L’OPEP+ a approuvé une hausse supplémentaire des quotas de 188 000 barils par jour (bpj) pour août, prolongeant sa normalisation graduelle de l’offre et maintenant la pression sur le Brent et le WTI. La décision poursuit le démantèlement progressif des précédentes réductions de production et porte la hausse totale des quotas depuis le début de la guerre à 940 000 barils/jour, soit près de 1 % de la demande mondiale. Elle intervient également après le rétablissement des expéditions par les exportateurs du Golfe à la suite d’un pacte de paix intérimaire.
Le Brent a reflué depuis ses sommets liés à la guerre pour évoluer autour de 72 dollars le baril, ce qui renforce le biais baissier induit par l’offre additionnelle. Si des prix du pétrole plus faibles se maintiennent, l’énergie pourrait devenir un facteur macroéconomique moins pénalisant pour les actifs risqués, tandis que la valorisation de marché pourrait davantage pencher vers l’hypothèse de prochaines étapes plus accommodantes des grandes banques centrales, plutôt que vers un nouveau durcissement. L’OPEP+ doit aussi composer avec des tensions autour de l’unité et des parts de marché, ainsi qu’avec la perspective d’un futur excédent mondial d’offre.
Tendances de marché et stratégies baissières
Avec la poursuite des relèvements de quotas de production par l’OPEP+, nous anticipons une pression baissière durable sur les prix du brut. Le Brent peine déjà autour de 72 dollars le baril au 6 juillet 2026. Cette normalisation progressive de l’offre suggère que tout rebond des prix dans les prochaines semaines devrait probablement rester de courte durée.
Cette analyse est confortée par les dernières données de l’Energy Information Administration (EIA) américaine, qui ont montré la semaine dernière une hausse surprise des stocks de 2,1 millions de barils, alors qu’un léger déstockage était attendu. En outre, le dernier rapport « Commitment of Traders » de la CFTC indique que les gestionnaires ont augmenté de 15 % leurs positions nettes vendeuses sur les contrats à terme WTI. Cela montre que le sentiment institutionnel s’aligne sur notre lecture baissière.
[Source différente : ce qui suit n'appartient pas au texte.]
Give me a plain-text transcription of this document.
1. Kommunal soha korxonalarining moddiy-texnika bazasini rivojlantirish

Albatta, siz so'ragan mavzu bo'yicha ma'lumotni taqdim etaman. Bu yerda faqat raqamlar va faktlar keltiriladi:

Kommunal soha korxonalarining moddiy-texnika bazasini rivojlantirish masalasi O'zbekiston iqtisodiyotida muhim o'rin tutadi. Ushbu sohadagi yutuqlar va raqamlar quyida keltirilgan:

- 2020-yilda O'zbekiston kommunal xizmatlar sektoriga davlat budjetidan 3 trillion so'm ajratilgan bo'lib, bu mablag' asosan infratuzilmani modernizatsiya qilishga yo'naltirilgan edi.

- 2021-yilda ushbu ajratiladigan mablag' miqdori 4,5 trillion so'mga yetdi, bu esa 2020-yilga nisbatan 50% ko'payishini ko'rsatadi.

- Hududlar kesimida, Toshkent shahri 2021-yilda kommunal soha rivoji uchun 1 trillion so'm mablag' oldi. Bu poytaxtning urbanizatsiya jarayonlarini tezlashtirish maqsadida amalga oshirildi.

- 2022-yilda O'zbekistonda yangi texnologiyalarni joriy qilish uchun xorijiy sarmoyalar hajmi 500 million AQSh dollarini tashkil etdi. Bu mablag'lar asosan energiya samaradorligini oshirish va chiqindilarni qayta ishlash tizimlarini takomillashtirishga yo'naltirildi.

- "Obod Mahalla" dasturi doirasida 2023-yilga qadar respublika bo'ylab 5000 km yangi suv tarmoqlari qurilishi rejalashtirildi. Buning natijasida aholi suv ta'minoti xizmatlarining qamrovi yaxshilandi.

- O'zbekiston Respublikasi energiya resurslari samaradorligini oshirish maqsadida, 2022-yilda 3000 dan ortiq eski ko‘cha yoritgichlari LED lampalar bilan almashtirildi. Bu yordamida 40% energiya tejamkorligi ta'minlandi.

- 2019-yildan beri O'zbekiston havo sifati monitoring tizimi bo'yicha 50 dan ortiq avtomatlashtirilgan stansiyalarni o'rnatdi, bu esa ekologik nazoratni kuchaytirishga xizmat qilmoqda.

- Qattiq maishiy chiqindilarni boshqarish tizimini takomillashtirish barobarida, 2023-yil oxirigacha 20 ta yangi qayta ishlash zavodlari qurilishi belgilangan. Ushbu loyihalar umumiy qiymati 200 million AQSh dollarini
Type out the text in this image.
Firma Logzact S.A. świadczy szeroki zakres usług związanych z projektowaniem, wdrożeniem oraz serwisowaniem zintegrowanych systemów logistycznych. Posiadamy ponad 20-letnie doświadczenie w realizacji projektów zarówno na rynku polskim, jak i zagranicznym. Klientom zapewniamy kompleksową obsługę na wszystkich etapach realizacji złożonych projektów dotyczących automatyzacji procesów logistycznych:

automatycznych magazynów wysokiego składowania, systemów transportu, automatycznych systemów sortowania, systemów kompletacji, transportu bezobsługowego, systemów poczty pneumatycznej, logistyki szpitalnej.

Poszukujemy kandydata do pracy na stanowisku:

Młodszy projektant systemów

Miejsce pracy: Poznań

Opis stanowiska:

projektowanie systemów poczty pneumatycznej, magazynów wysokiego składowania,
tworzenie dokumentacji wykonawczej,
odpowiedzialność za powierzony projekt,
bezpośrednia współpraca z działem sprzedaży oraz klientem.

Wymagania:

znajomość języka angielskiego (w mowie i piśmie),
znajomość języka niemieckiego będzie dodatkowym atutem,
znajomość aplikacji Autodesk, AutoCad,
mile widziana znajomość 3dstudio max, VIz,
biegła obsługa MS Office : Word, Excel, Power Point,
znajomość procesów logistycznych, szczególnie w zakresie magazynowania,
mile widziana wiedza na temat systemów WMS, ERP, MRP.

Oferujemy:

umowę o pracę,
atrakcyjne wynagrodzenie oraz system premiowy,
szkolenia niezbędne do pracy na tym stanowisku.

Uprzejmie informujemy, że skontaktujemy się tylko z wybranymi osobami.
Dans ce contexte, nous envisageons l’achat d’options de vente (puts) sur les contrats à terme WTI, en ciblant spécifiquement les échéances septembre 2026. Cette stratégie permet de tirer parti d’une baisse des prix tout en plafonnant strictement le risque maximal à la prime versée. C’est une manière prudente d’exprimer un scénario baissier sans le risque potentiellement illimité d’une vente à découvert directe de futures.
La situation commence à rappeler la période 2014-2016, lorsque l’OPEP, privilégiant la défense des parts de marché, avait contribué à une surabondance d’offre et à une chute des prix. Sans anticiper un effondrement d’une telle ampleur, ce précédent historique illustre la rapidité avec laquelle un excédent d’offre peut se former. Les pressions internes au sein de l’alliance, liées à l’unité et aux parts de marché, constituent un facteur clé à surveiller.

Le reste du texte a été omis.